Our fall courses will be conducted through a combination of "in person," "blended," "online," and "independent study." A number of graduate courses will also be breaking down their seminars into small, intensive, Oxford-style tutorials that will be conducted both in-person and remotely. Students who are unable or do not wish to attend classes in person will have the option to participate remotely. Instructors are encouraged to be flexible about course scheduling or to offer asynchronous learning options for students who need to participate remotely from a different time zone. Students should reach out to course instructors by email to discuss remote learning options. Course listings will be updated regularly in Albert to indicate the method of instruction for each course.

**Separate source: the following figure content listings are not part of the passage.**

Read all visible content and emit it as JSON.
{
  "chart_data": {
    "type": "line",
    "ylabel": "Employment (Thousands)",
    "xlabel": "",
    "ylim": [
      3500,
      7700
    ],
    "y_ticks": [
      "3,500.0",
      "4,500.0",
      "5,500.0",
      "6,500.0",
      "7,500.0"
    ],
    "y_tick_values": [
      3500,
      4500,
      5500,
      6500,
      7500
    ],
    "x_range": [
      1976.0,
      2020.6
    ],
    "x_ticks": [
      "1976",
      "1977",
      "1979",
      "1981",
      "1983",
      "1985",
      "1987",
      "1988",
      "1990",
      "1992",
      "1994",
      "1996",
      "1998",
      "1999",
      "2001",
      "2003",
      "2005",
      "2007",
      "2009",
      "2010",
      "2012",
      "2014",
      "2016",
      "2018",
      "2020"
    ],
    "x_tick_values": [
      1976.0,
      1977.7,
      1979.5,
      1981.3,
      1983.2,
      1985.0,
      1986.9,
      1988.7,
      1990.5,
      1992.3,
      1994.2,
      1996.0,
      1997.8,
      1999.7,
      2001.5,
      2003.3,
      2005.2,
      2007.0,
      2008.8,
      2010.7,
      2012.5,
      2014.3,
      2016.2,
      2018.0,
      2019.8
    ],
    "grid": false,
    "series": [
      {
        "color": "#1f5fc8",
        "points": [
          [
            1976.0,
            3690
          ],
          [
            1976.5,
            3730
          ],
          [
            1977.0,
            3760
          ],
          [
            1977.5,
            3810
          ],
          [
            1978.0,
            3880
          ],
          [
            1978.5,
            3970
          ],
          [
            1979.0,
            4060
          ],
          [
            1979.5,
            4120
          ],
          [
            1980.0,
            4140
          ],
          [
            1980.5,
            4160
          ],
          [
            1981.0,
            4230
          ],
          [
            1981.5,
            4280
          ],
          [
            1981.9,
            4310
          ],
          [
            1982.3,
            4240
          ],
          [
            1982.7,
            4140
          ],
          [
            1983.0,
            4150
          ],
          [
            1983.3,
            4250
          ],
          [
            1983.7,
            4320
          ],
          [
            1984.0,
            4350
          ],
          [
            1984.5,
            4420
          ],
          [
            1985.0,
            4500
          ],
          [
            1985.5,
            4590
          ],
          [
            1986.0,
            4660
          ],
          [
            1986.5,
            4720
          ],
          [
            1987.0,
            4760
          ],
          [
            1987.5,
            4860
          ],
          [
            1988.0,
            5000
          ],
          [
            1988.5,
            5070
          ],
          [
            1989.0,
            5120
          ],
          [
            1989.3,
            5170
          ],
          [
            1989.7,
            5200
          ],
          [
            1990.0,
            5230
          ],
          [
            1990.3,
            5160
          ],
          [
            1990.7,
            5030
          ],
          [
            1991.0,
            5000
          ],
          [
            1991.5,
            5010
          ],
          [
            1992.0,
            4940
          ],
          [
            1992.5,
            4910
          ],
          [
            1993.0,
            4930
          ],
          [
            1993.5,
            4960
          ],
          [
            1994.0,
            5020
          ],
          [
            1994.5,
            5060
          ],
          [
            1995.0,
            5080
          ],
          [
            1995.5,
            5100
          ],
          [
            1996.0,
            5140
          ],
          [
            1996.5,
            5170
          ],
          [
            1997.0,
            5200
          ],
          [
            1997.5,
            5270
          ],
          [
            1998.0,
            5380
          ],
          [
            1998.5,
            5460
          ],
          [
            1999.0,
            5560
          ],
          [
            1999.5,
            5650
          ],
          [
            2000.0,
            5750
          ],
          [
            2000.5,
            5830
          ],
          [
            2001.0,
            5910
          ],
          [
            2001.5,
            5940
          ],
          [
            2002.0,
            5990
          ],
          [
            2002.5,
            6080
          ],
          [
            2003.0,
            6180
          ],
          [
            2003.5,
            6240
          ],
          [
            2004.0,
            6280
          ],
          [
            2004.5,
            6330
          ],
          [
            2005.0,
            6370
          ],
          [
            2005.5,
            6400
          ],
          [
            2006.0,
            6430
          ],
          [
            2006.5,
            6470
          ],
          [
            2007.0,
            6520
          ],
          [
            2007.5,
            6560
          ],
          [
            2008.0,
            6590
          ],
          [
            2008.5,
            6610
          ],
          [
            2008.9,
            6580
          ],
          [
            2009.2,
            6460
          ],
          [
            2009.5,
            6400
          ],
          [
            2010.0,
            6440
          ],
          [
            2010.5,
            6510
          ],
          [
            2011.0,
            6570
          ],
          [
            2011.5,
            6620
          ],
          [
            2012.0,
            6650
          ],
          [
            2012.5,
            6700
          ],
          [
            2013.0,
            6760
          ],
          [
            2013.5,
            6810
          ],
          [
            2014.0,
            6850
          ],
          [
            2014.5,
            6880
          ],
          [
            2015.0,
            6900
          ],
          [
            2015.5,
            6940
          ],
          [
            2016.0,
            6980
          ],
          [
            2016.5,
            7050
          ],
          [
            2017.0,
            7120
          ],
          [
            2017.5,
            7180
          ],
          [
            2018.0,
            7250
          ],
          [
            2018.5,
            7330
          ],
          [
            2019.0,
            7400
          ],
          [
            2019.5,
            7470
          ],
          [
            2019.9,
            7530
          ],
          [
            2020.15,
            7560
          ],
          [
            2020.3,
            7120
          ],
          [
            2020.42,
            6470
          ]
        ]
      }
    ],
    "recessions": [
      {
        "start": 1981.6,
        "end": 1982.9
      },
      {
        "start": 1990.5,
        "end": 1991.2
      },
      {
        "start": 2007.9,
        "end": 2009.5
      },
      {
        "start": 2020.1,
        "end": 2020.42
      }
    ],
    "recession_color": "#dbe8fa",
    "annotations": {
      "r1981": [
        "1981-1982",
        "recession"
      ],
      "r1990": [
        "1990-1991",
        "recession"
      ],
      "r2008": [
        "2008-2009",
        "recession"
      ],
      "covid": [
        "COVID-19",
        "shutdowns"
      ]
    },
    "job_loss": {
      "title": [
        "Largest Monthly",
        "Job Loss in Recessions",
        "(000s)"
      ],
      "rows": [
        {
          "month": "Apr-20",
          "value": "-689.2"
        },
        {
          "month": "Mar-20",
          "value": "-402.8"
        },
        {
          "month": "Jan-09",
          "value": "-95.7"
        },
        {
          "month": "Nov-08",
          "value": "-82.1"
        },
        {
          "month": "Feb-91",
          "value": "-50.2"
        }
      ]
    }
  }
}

The Department of Social & Cultural Analysis and our graduate programs will continue to offer a wide range of co-curricular programming for students during Fall 2020. We are committed to offering a vibrant schedule of public events that include academic lectures, conferences, webinars, podcasts, and film series. All of our events will be structured so that students who are taking courses locally and remotely can participate.
The department is currently developing supplemental programming with a particular focus on the politics of public health and the many ways marginalized communities have been affected by COVID-19. In addition, programming dealing with questions of race, violence, prisons, and policing is being planned and will be announced at a future date. We are particularly committed to making sure Fall 2020 is remembered as a critical intellectual moment in which graduate students and faculty worked together to develop a scholarly ethos and research agenda that meets this moment, allowing us to develop critical and timely analysis of the multiple crises we are currently navigating.
Students are encouraged to reach out to the department chair and director of graduate studies with any questions or concerns about the upcoming academic year.